Takeaway food firm Domino’s Pizza (DOM) is among the most-shorted stocks on the London market and expectations were downbeat heading into FY25 results.
However, Domino’s delivered slightly better-than-feared FY25 revenue amid further UK takeaway pizza market share gains. This news sent the shares up 3.2% to 192.3p, overshadowing a 15% drop in annual profits.
There was also relief as the pizza chain assured investors FY26 performance is tracking in line with market expectations.
Positive Christmas trading momentum has carried over into the first 9 weeks of 2026.
Solid base to build on?
Domino’s Pizza has a 52.6% slice of the UK pizza takeaway market. And millions of customers use its app, giving Britain’s leading pizza brand a solid base to build on.
Yet in common with other UK restaurant operators such as Greggs (GRG), the FTSE 250 firm is grappling with higher staffing costs and a challenging consumer backdrop.
Cost-of-living pressures are dragging on consumer spending.
FY25 underlying pre-tax profit fell 15% to £91.2 million, not helped by a rise in finance costs arising from Domino’s higher average net debt levels. Group revenue fattened up 3.1% to £685.4 million, underpinned by an increase in corporate stores revenue.

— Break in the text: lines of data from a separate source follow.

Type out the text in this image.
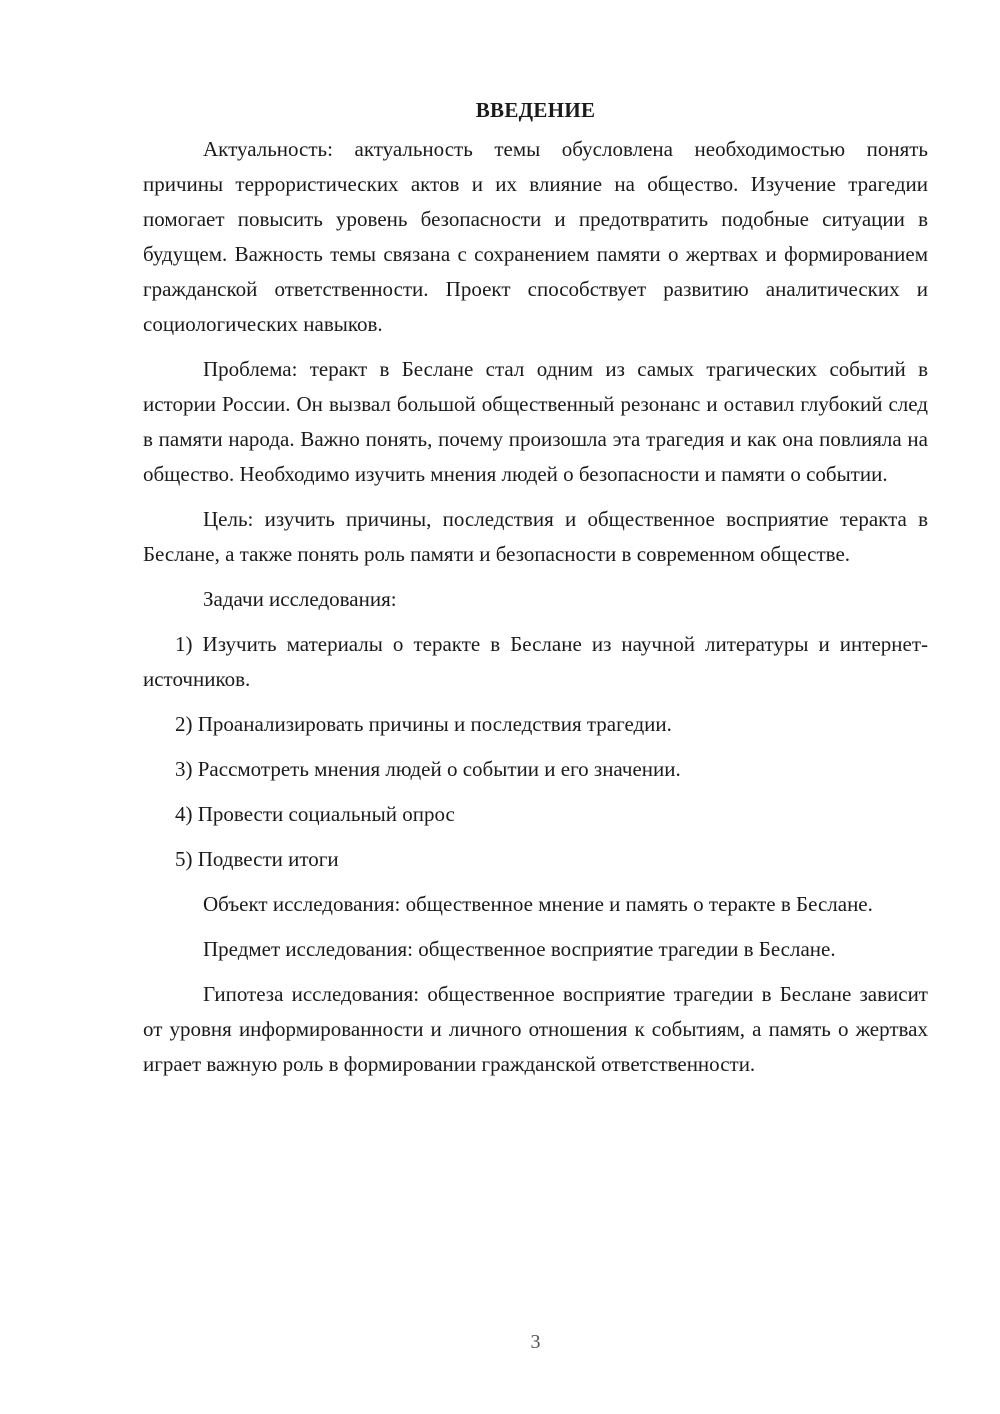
ВВЕДЕНИЕ

Актуальность: актуальность темы обусловлена необходимостью понять причины террористических актов и их влияние на общество. Изучение трагедии помогает повысить уровень безопасности и предотвратить подобные ситуации в будущем. Важность темы связана с сохранением памяти о жертвах и формированием гражданской ответственности. Проект способствует развитию аналитических и социологических навыков.

Проблема: теракт в Беслане стал одним из самых трагических событий в истории России. Он вызвал большой общественный резонанс и оставил глубокий след в памяти народа. Важно понять, почему произошла эта трагедия и как она повлияла на общество. Необходимо изучить мнения людей о безопасности и памяти о событии.

Цель: изучить причины, последствия и общественное восприятие теракта в Беслане, а также понять роль памяти и безопасности в современном обществе.

Задачи исследования:

1) Изучить материалы о теракте в Беслане из научной литературы и интернет-источников.

2) Проанализировать причины и последствия трагедии.

3) Рассмотреть мнения людей о событии и его значении.

4) Провести социальный опрос

5) Подвести итоги

Объект исследования: общественное мнение и память о теракте в Беслане.

Предмет исследования: общественное восприятие трагедии в Беслане.

Гипотеза исследования: общественное восприятие трагедии в Беслане зависит от уровня информированности и личного отношения к событиям, а память о жертвах играет важную роль в формировании гражданской ответственности.

3
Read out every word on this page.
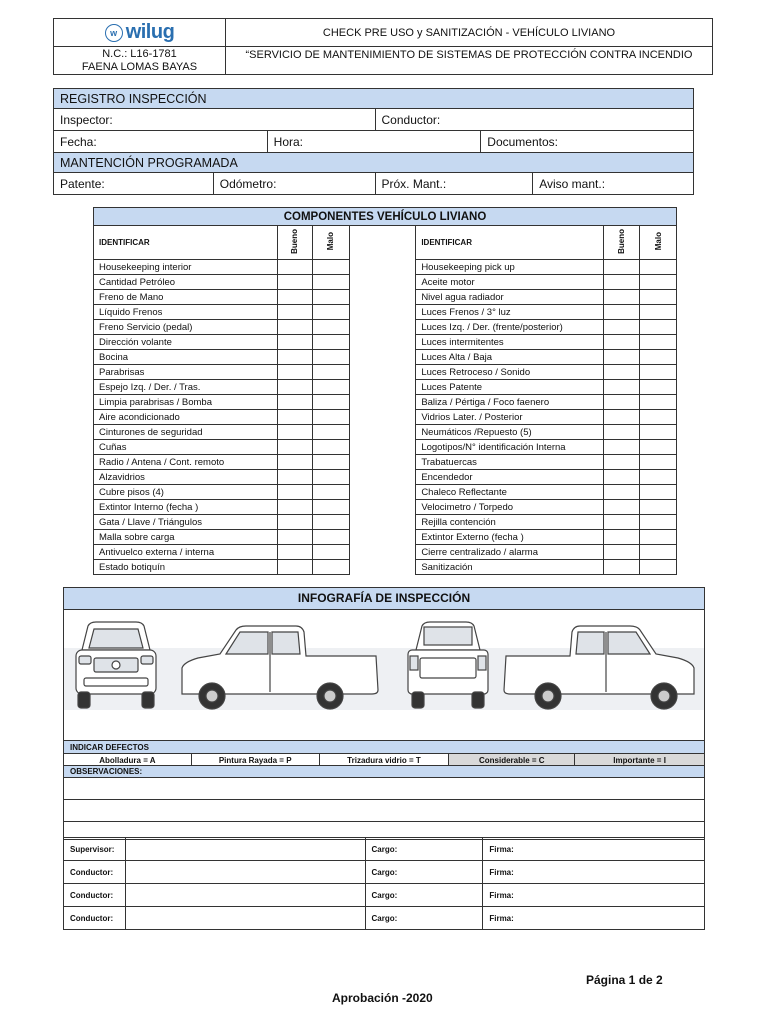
w wilug	CHECK PRE USO y SANITIZACIÓN - VEHÍCULO LIVIANO

N.C.: L16-1781
FAENA LOMAS BAYAS	“SERVICIO DE MANTENIMIENTO DE SISTEMAS DE PROTECCIÓN CONTRA INCENDIO
REGISTRO INSPECCIÓN					
Inspector:			Conductor:		
Fecha:		Hora:		Documentos:	
MANTENCIÓN PROGRAMADA					
Patente:	Odómetro:		Próx. Mant.:		Aviso mant.:
COMPONENTES VEHÍCULO LIVIANO						
IDENTIFICAR	Bueno	Malo		IDENTIFICAR	Bueno	Malo
Housekeeping interior				Housekeeping pick up		
Cantidad Petróleo				Aceite motor		
Freno de Mano				Nivel agua radiador		
Líquido Frenos				Luces Frenos / 3° luz		
Freno Servicio (pedal)				Luces Izq. / Der. (frente/posterior)		
Dirección volante				Luces intermitentes		
Bocina				Luces Alta / Baja		
Parabrisas				Luces Retroceso / Sonido		
Espejo Izq. / Der. / Tras.				Luces Patente		
Limpia parabrisas / Bomba				Baliza / Pértiga / Foco faenero		
Aire acondicionado				Vidrios Later. / Posterior		
Cinturones de seguridad				Neumáticos /Repuesto (5)		
Cuñas				Logotipos/N° identificación Interna		
Radio / Antena / Cont. remoto				Trabatuercas		
Alzavidrios				Encendedor		
Cubre pisos (4)				Chaleco Reflectante		
Extintor Interno (fecha )				Velocimetro / Torpedo		
Gata / Llave / Triángulos				Rejilla contención		
Malla sobre carga				Extintor Externo (fecha )		
Antivuelco externa / interna				Cierre centralizado / alarma		
Estado botiquín				Sanitización		
INFOGRAFÍA DE INSPECCIÓN
INDICAR DEFECTOS
Abolladura = A	Pintura Rayada = P	Trizadura vidrio = T	Considerable = C	Importante = I
OBSERVACIONES:

Supervisor:		Cargo:	Firma:
Conductor:		Cargo:	Firma:
Conductor:		Cargo:	Firma:
Conductor:		Cargo:	Firma:
Página 1 de 2
Aprobación -2020
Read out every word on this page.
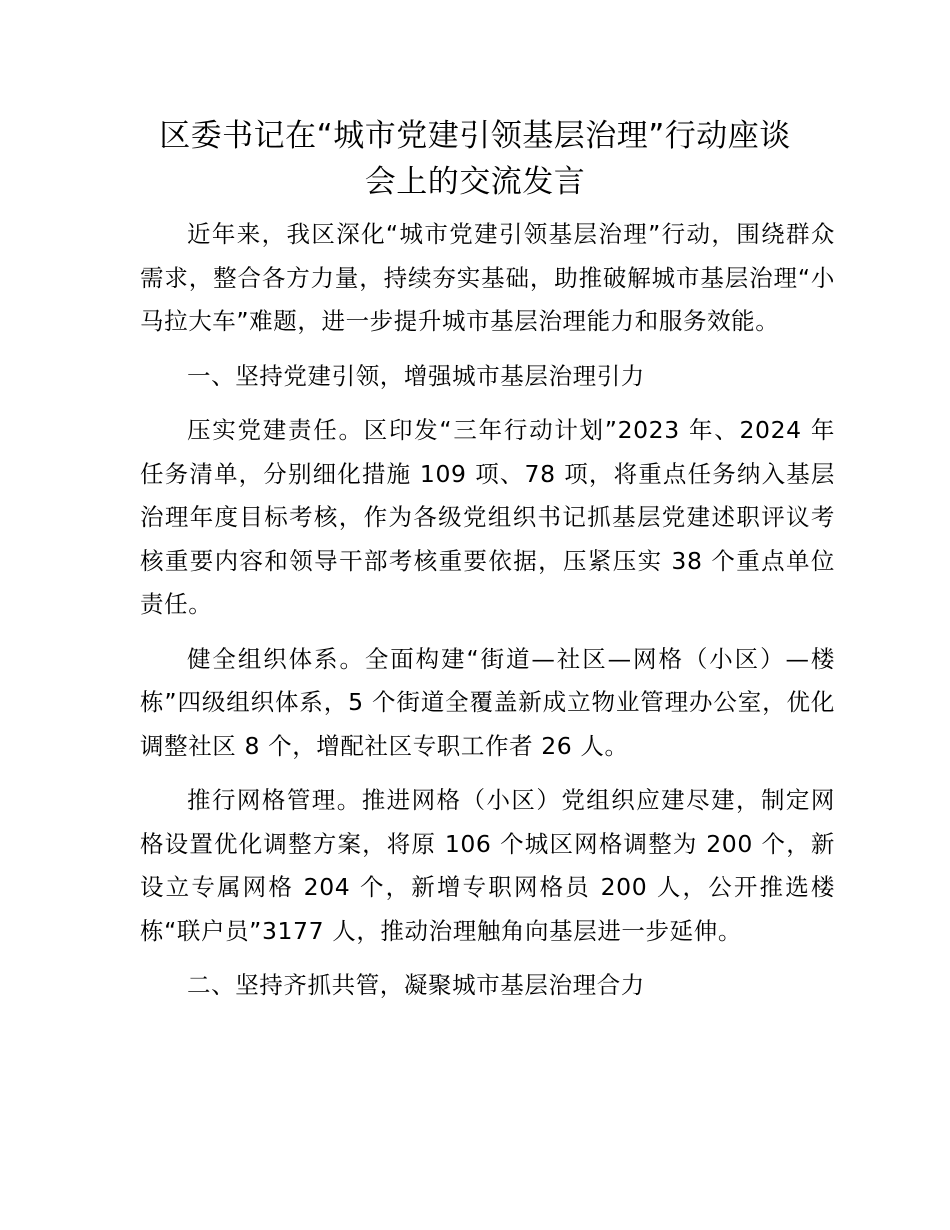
区委书记在“城市党建引领基层治理”行动座谈
会上的交流发言

近年来，我区深化“城市党建引领基层治理”行动，围绕群众需求，整合各方力量，持续夯实基础，助推破解城市基层治理“小马拉大车”难题，进一步提升城市基层治理能力和服务效能。

一、坚持党建引领，增强城市基层治理引力

压实党建责任。区印发“三年行动计划”2023 年、2024 年任务清单，分别细化措施 109 项、78 项，将重点任务纳入基层治理年度目标考核，作为各级党组织书记抓基层党建述职评议考核重要内容和领导干部考核重要依据，压紧压实 38 个重点单位责任。

健全组织体系。全面构建“街道—社区—网格（小区）—楼栋”四级组织体系，5 个街道全覆盖新成立物业管理办公室，优化调整社区 8 个，增配社区专职工作者 26 人。

推行网格管理。推进网格（小区）党组织应建尽建，制定网格设置优化调整方案，将原 106 个城区网格调整为 200 个，新设立专属网格 204 个，新增专职网格员 200 人，公开推选楼栋“联户员”3177 人，推动治理触角向基层进一步延伸。

二、坚持齐抓共管，凝聚城市基层治理合力
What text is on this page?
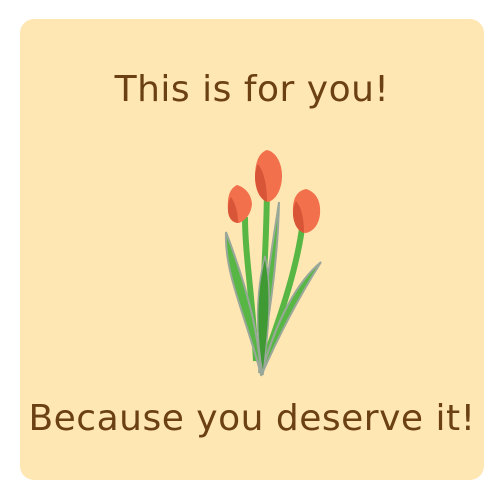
This is for you!
Because you deserve it!
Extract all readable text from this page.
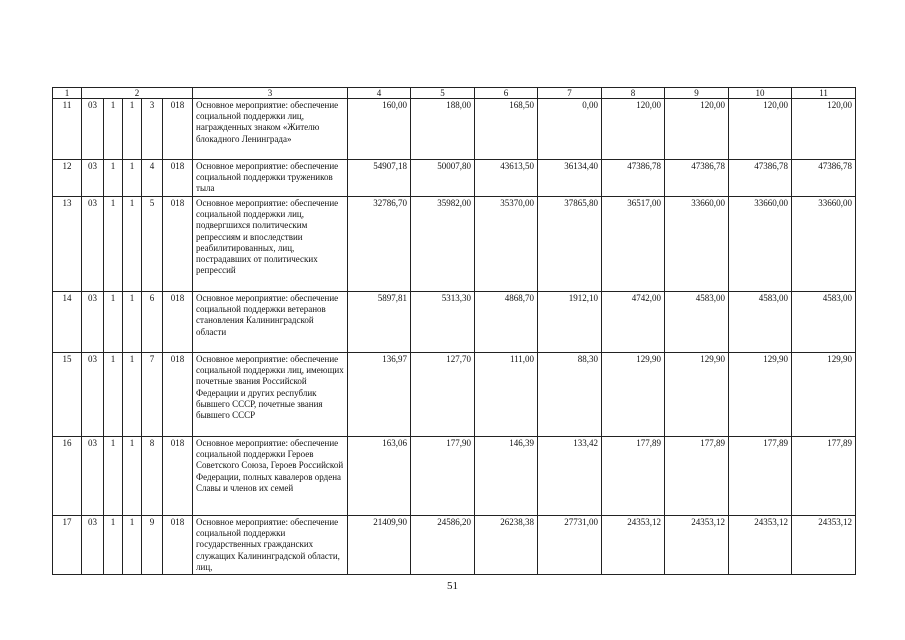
1	2					3	4	5	6	7	8	9	10	11
11	03	1	1	3	018	Основное мероприятие: обеспечение социальной поддержки лиц, награжденных знаком «Жителю блокадного Ленинграда»	160,00	188,00	168,50	0,00	120,00	120,00	120,00	120,00
12	03	1	1	4	018	Основное мероприятие: обеспечение социальной поддержки тружеников тыла	54907,18	50007,80	43613,50	36134,40	47386,78	47386,78	47386,78	47386,78
13	03	1	1	5	018	Основное мероприятие: обеспечение социальной поддержки лиц, подвергшихся политическим репрессиям и впоследствии реабилитированных, лиц, пострадавших от политических репрессий	32786,70	35982,00	35370,00	37865,80	36517,00	33660,00	33660,00	33660,00
14	03	1	1	6	018	Основное мероприятие: обеспечение социальной поддержки ветеранов становления Калининградской области	5897,81	5313,30	4868,70	1912,10	4742,00	4583,00	4583,00	4583,00
15	03	1	1	7	018	Основное мероприятие: обеспечение социальной поддержки лиц, имеющих почетные звания Российской Федерации и других республик бывшего СССР, почетные звания бывшего СССР	136,97	127,70	111,00	88,30	129,90	129,90	129,90	129,90
16	03	1	1	8	018	Основное мероприятие: обеспечение социальной поддержки Героев Советского Союза, Героев Российской Федерации, полных кавалеров ордена Славы и членов их семей	163,06	177,90	146,39	133,42	177,89	177,89	177,89	177,89
17	03	1	1	9	018	Основное мероприятие: обеспечение социальной поддержки государственных гражданских служащих Калининградской области, лиц,	21409,90	24586,20	26238,38	27731,00	24353,12	24353,12	24353,12	24353,12
51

Like-for-like system sales across the UK & Ireland grew by a modest 0.2% last year, while delivery orders were down 1.7% with a soft H2 performance reflecting a weaker market.
What did the CEO say?
Interim CEO Nicola Frampton said: ‘In 2026, we are focused on strengthening our core business and driving disciplined execution across the organisation.
‘In particular, we are excited about a number of strategic and operational initiatives to drive sustainable growth, including: the successful system-wide launch of CHICK ‘N’ DIP; a strong pipeline of wider product innovation; the development of our loyalty program and continued enhancements to our industry-leading supply chain.’
Frampton added: ‘These initiatives, combined with Domino’s exceptional brand and strong market position, give me great confidence in our ability to create further value for our customers, franchise partners and shareholders.’

Domino’s Pizza is a clear market leader whose strong cash-generation supports a progressive dividend.
But the indebted company is struggling to generate meaningful revenue growth. There is also uncertainty at the top, with both the CEO and CFO having departed in the past year.
Despite the positive reaction to today’s numbers, Domino’s shares are still down 45% on a five-year view with hedge funds betting against the company.
Although the stock appears cheap on just 10.2 times forward earnings, we share the ‘smart money’s’ bearish stance on the stock.